L'Université de Montréal

D'autres opposants au projet de charte de la laïcité du gouvernement Marois ont décidé de se faire entendre. Il s'agit des universités de Montréal et de Sherbrooke, qui ne voient pas l'utilité d'une telle charte au sein de leur institution.

L'opposition provenant des villes de Hampstead et de Côte-Saint-Luc sur l'île de Montréal est cependant plus virulente.

Le conseil municipal de Hampstead a adopté à l'unanimité une résolution qui qualifie le projet de charte de raciste, haineux et immoral. 

« Dans une démocratie, la majorité n'a pas le droit de passer des lois qui sont racistes. Moi je suis juif orthodoxe, je porte une kippa tout le temps et je n'aurais plus le droit d'être dans mon conseil », dit le conseiller Jack Edery. La loi ne sera pas appliquée à Hampstead, prévient la Ville.

Même son de cloche du côté de Côte-Saint-Luc.

« On ne favorise aucune religion, mais on appuie ceux et celles qui veulent affirmer leur religion ici à Côte-Saint-Luc, et pour moi la loi 60 est une loi adieu », ajoute le maire Anthony Housefather. Il s'engage cependant à déposer un mémoire à la commission parlementaire cet hiver pour faire valoir son point de vue.
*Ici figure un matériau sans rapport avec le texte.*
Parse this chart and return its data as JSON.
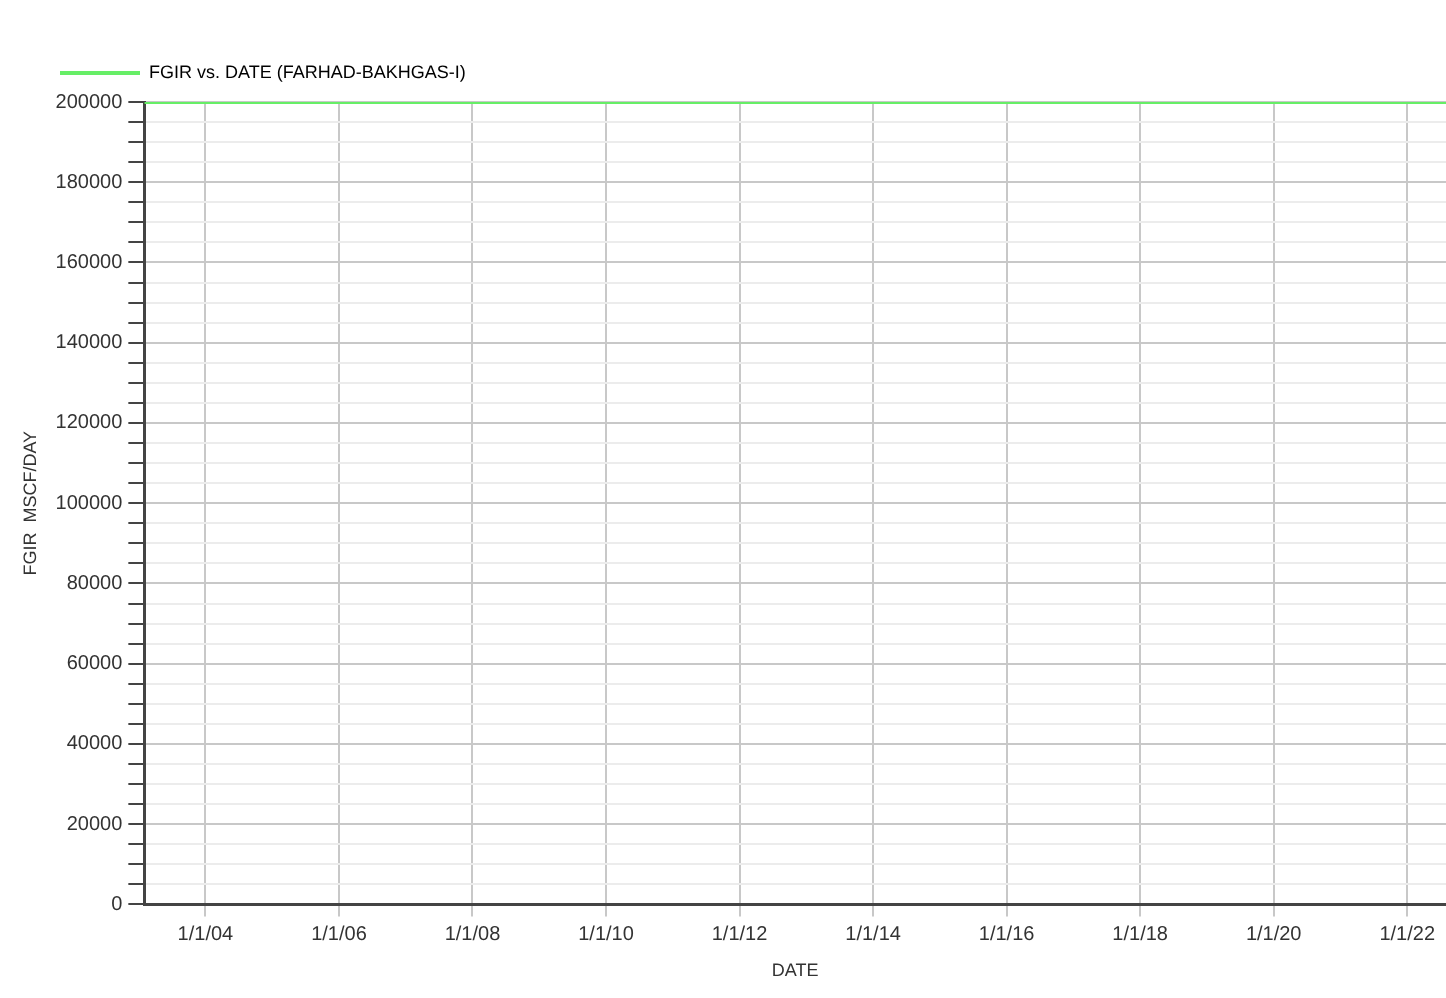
{
  "chart_data": {
    "type": "line",
    "xlabel": "DATE",
    "ylabel": "FGIR  MSCF/DAY",
    "x": [
      "2003-02-01",
      "2022-08-01"
    ],
    "series": [
      {
        "name": "FGIR vs. DATE (FARHAD-BAKHGAS-I)",
        "color": "#66ee66",
        "values": [
          200000,
          200000
        ]
      }
    ],
    "xlim": [
      "2003-02-01",
      "2022-08-01"
    ],
    "xticks": [
      {
        "value": "2004-01-01",
        "label": "1/1/04"
      },
      {
        "value": "2006-01-01",
        "label": "1/1/06"
      },
      {
        "value": "2008-01-01",
        "label": "1/1/08"
      },
      {
        "value": "2010-01-01",
        "label": "1/1/10"
      },
      {
        "value": "2012-01-01",
        "label": "1/1/12"
      },
      {
        "value": "2014-01-01",
        "label": "1/1/14"
      },
      {
        "value": "2016-01-01",
        "label": "1/1/16"
      },
      {
        "value": "2018-01-01",
        "label": "1/1/18"
      },
      {
        "value": "2020-01-01",
        "label": "1/1/20"
      },
      {
        "value": "2022-01-01",
        "label": "1/1/22"
      }
    ],
    "ylim": [
      0,
      200000
    ],
    "yticks": [
      0,
      {
        "value": 5000,
        "label": null
      },
      {
        "value": 10000,
        "label": null
      },
      {
        "value": 15000,
        "label": null
      },
      20000,
      {
        "value": 25000,
        "label": null
      },
      {
        "value": 30000,
        "label": null
      },
      {
        "value": 35000,
        "label": null
      },
      40000,
      {
        "value": 45000,
        "label": null
      },
      {
        "value": 50000,
        "label": null
      },
      {
        "value": 55000,
        "label": null
      },
      60000,
      {
        "value": 65000,
        "label": null
      },
      {
        "value": 70000,
        "label": null
      },
      {
        "value": 75000,
        "label": null
      },
      80000,
      {
        "value": 85000,
        "label": null
      },
      {
        "value": 90000,
        "label": null
      },
      {
        "value": 95000,
        "label": null
      },
      100000,
      {
        "value": 105000,
        "label": null
      },
      {
        "value": 110000,
        "label": null
      },
      {
        "value": 115000,
        "label": null
      },
      120000,
      {
        "value": 125000,
        "label": null
      },
      {
        "value": 130000,
        "label": null
      },
      {
        "value": 135000,
        "label": null
      },
      140000,
      {
        "value": 145000,
        "label": null
      },
      {
        "value": 150000,
        "label": null
      },
      {
        "value": 155000,
        "label": null
      },
      160000,
      {
        "value": 165000,
        "label": null
      },
      {
        "value": 170000,
        "label": null
      },
      {
        "value": 175000,
        "label": null
      },
      180000,
      {
        "value": 185000,
        "label": null
      },
      {
        "value": 190000,
        "label": null
      },
      {
        "value": 195000,
        "label": null
      },
      200000
    ],
    "grid": true,
    "legend": "top left",
    "marker": "none",
    "line_style": "solid"
  }
}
Guy Breton, recteur de l'Université de Montréal Guy Breton  Photo :  Université de Montréal

Les universités de Montréal et de Sherbrooke feront la même chose. 

« Nous, à l'Université de Montréal, on ne prendra pas position officiellement pour ou contre la charte dans la société en général. On va prendre position pour ce qui est requis à l'intérieur de nos murs. Puis notre expérience c'est qu'on a été capable jusqu'ici de gérer la situation sans qu'il y ait de crise, de grief ou de chicane », déclare le recteur de l'Université de Montréal, Guy Breton.

La rectrice de l'Université de Sherbrooke va plus loin et affirme que toute forme de restriction est incompatible avec la nature même des universités.